One recent indication of the drop-off in traffic on the Dublin to Holyhead and Liverpool Central corridor is the weekend withdrawal by each of P&O and Seatruck of a vessel from their Liverpool services, and Irish Ferries sailing the Ro-pax Epsilon to Cherbourg at the weekend, skipping four Dublin/Holyhead/Dublin rotations.
The well established CLdN Con-Ro (Container, Ro-Ro) operation out of Dublin to Zeebrugge and Rotterdam along with a weekly Dublin/Santander service has continued to grow both in numbers of services and in the vessel size. CLdN has also opened a twice weekly Cork/Zeebrugge service while Grimaldi Line has opened a twice weekly Cork/Antwerp service.
The most dramatic service changes have taken place at Rosslare Europort.
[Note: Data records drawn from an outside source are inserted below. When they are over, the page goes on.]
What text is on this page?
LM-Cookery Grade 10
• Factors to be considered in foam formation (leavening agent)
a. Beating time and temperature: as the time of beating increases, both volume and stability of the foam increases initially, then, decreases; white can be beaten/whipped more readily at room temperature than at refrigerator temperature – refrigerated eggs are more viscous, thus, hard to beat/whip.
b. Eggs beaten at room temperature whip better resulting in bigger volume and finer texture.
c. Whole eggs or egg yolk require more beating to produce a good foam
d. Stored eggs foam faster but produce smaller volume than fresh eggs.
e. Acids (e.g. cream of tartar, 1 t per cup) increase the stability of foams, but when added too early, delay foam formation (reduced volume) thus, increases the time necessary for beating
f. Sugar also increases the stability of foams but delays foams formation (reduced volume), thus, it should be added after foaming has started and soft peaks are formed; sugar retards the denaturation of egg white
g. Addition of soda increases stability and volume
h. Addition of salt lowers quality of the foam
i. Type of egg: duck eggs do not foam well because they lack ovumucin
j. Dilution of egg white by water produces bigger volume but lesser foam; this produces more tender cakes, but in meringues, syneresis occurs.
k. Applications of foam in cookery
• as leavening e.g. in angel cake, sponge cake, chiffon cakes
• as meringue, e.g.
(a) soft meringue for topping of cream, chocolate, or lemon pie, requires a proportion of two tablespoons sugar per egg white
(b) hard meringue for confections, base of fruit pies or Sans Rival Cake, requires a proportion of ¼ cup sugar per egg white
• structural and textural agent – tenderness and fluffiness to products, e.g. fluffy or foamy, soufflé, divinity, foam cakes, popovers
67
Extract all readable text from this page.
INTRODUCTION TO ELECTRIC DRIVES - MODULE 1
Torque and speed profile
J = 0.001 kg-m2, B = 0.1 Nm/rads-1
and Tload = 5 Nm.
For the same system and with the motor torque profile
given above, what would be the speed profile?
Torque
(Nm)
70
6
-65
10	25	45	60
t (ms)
Prior to Brexit Stena Line operated fourteen services each week to Fishguard and three to Cherbourg, Irish Ferries operated to Pembroke fourteen times weekly, and Brittany Ferries had just switched their twice weekly Spanish service from Cork to Rosslare.
On July 23rd. this year, Finnlines will open a twice weekly Rosslare/Zeebrugge service using Finnpulp, a Ro-Ro freight vessel with capacity for 225 trailers. Like the CLdN services out of Dublin the Finnlines will enable trailers to be carried onward on the Line’s other services from their Benelux hub to a range of Scandinavian and Iberian destinations.
The new Finnlines service will also compete with the six times weekly Rosslare/Dunkirk service which was introduced on “Brexit Day” and with the, now, six times weekly Rosslare/Cherbourg Stena Line service and the once weekly services opened by Brittany Ferries to Cherbourg and to Le Havre. The long-standing Neptune Line service which focusses on Trade Cars now sails weekly from Rosslare to Santander also taking some trailer cargo.
Looking ahead, Brittany Ferries have announced their deployment of a significant larger vessel on their Rosslare/Bilbao and Rosslare/Cherbourg routes which will not only add 40% additional freight capacity on those services but also greatly improved passenger capacity and facilities. French newspapers have also been carrying rumours that DFDS will shortly announce a vessel change that will enable them to open the Rosslare/Dunkirk service to passenger traffic.